J’étais parti aux courses. En quelques années, j’avais lancé une rubrique de critique cinématographique (« Films de Matt », LOL) dans le journal étudiant, où ma première critique était un éloge sans réserve pour « I Heart Huckabees » (je le maintiens). J’ai utilisé ces clips pour entrer dans une école de cinéma à l’USC, où j’ai appris les ficelles du journalisme de divertissement (lors d’une conférence de presse pour « Brokeback Mountain »), j’ai lancé une nouvelle rubrique, The Filmgoer (mon compte Twitter à ce jour) et je suis finalement devenu éditeur de style de vie (préfiguration, je suppose). Alors que j’étais à l’université, j’ai décroché mon premier emploi payant (revue de quatre murs pour le LA Weekly) et j’ai rencontré le mentor (Anne Thompson d’Indiewire) qui allait jouer un rôle déterminant dans la transformation de ce que j’avais surtout pensé comme un moyen de voir des films gratuitement en un carrière.
Quand j’ai décidé d’écrire ceci, je l’avoue, je voulais que ce soit aussi triste que le monologue passionné d’Earl sur son lit de mort à propos de « ce putain de regret ». Et en effet, un quart de siècle après avoir décidé de consacrer ma vie au cinéma, la réalité n’est pas aussi rose que ce rêve d’il y a longtemps. À une époque définie par l’intelligence artificielle, les algorithmes et le tout-puissant allègement fiscal, par la convention moyenne, la protection des actionnaires et la « sagesse » de la Silicon Valley, « Magnolia » se lit désormais non pas comme un miracle mais comme une impossibilité.
Michael De Luca, le cadre de New Line qui aurait a donné carte blanche à Anderson (et final cut) sans même entendre une idée pour le film, est maintenant PDG de Warner Bros. Pictures, dont la société mère, Warner Bros. Discovery, est devenue presque aussi réputée pour saborder des films finis ces dernières années qu’elle c’est pour les libérer.
Le top 10 du box-office, qui comprenait autrefois des films originaux, voire provocateurs comme « Le Sixième Sens », « The Matrix » et « The Blair Witch Project » – tous célébrés dans le cadre du retour sur l’année 1999 du Times – est maintenant comprend neuf suites et une comédie musicale basée sur un livre basé sur « Le Magicien d’Oz ».
Même Anderson, longtemps mon cinéaste américain préféré (voir aussi : « Boogie Nights », « There Will Be Blood », « The Master », « Inherent Vice », « Phantom Thread »), a succombé, dans son dernier long métrage, à l’attraction gravitationnelle. une nostalgie crédule, comme si le fait d’avoir été si longtemps imprégné de l’aversion pour le risque de l’industrie avait finalement grignoté sa rigueur habituelle : bien que je sois tombé amoureux de son travail grâce à « Magnolia », je me suis retrouvé incapable d’assister à son (beaucoup plus court) retour dans la vallée de San Fernando, « Licorice Pizza ». Deux fois.
À un moment donné, alors que je prenais des notes sur « Magnolia », j’étais prêt à reconnaître que ma propre nostalgie joue un rôle dans tout cela. « Ils ne les font plus comme avant » signifie souvent « Je ne les regarde plus comme je le faisais à 13 ans ». Ce que j’ai réalisé, cependant – d’abord en revoyant le film, puis en récapitulant les premières étapes de ma propre carrière – c’est que la morale de l’histoire, telle que racontée par Ricky Jay, n’a jamais été une question de hasard, ni même de destin.

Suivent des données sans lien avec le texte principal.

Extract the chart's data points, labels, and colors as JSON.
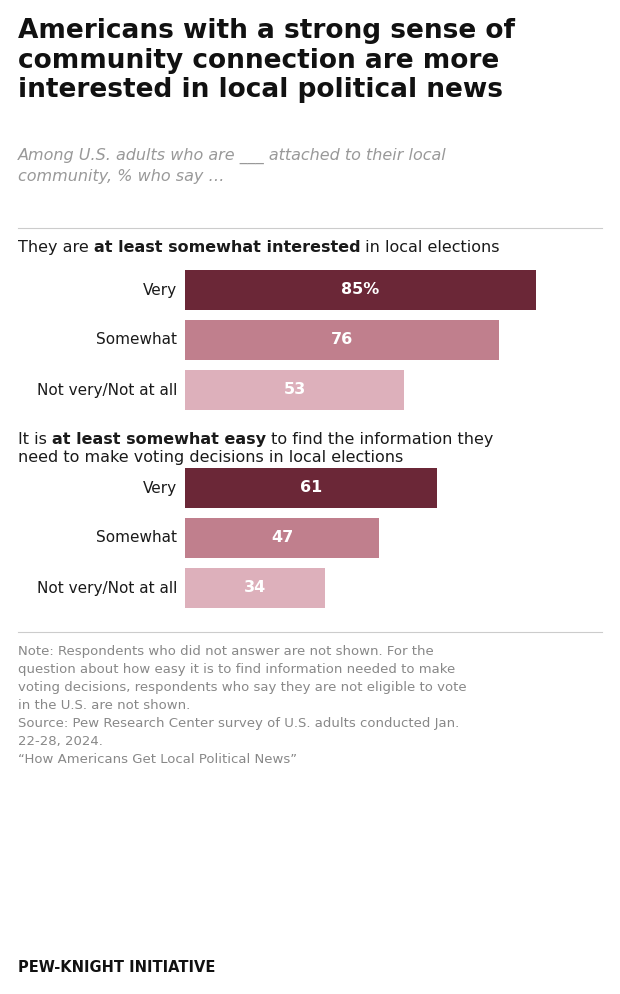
{
  "title": "Americans with a strong sense of\ncommunity connection are more\ninterested in local political news",
  "subtitle_italic": "Among U.S. adults who are ___ attached to their local\ncommunity, % who say …",
  "section1_normal1": "They are ",
  "section1_bold": "at least somewhat interested",
  "section1_normal2": " in local elections",
  "section2_normal1": "It is ",
  "section2_bold": "at least somewhat easy",
  "section2_normal2": " to find the information they",
  "section2_line2": "need to make voting decisions in local elections",
  "categories1": [
    "Very",
    "Somewhat",
    "Not very/Not at all"
  ],
  "values1": [
    85,
    76,
    53
  ],
  "colors1": [
    "#6b2737",
    "#c07f8d",
    "#ddb0bb"
  ],
  "label1_suffix": [
    "%",
    "",
    ""
  ],
  "categories2": [
    "Very",
    "Somewhat",
    "Not very/Not at all"
  ],
  "values2": [
    61,
    47,
    34
  ],
  "colors2": [
    "#6b2737",
    "#c07f8d",
    "#ddb0bb"
  ],
  "note_line1": "Note: Respondents who did not answer are not shown. For the",
  "note_line2": "question about how easy it is to find information needed to make",
  "note_line3": "voting decisions, respondents who say they are not eligible to vote",
  "note_line4": "in the U.S. are not shown.",
  "note_line5": "Source: Pew Research Center survey of U.S. adults conducted Jan.",
  "note_line6": "22-28, 2024.",
  "note_line7": "“How Americans Get Local Political News”",
  "footer": "PEW-KNIGHT INITIATIVE",
  "background_color": "#ffffff",
  "title_color": "#111111",
  "subtitle_color": "#999999",
  "body_color": "#1a1a1a",
  "note_color": "#888888"
}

Car la vie n’est pas simplement une accumulation de coïncidences, trouvant un sens par la répétition, par l’écho. Ce sont aussi les choix que vous faites à la suite de ces coïncidences. Pour arrêter de jouer le jeu. Pardonner, sinon oublier. Se détacher. Pour tirer votre coup.
Peut-être qu’Hollywood pourrait s’inspirer du livre de « Magnolia ». Je l’ai fait, et regardez où cela m’a mené. Des choses étranges se produisent tout le temps.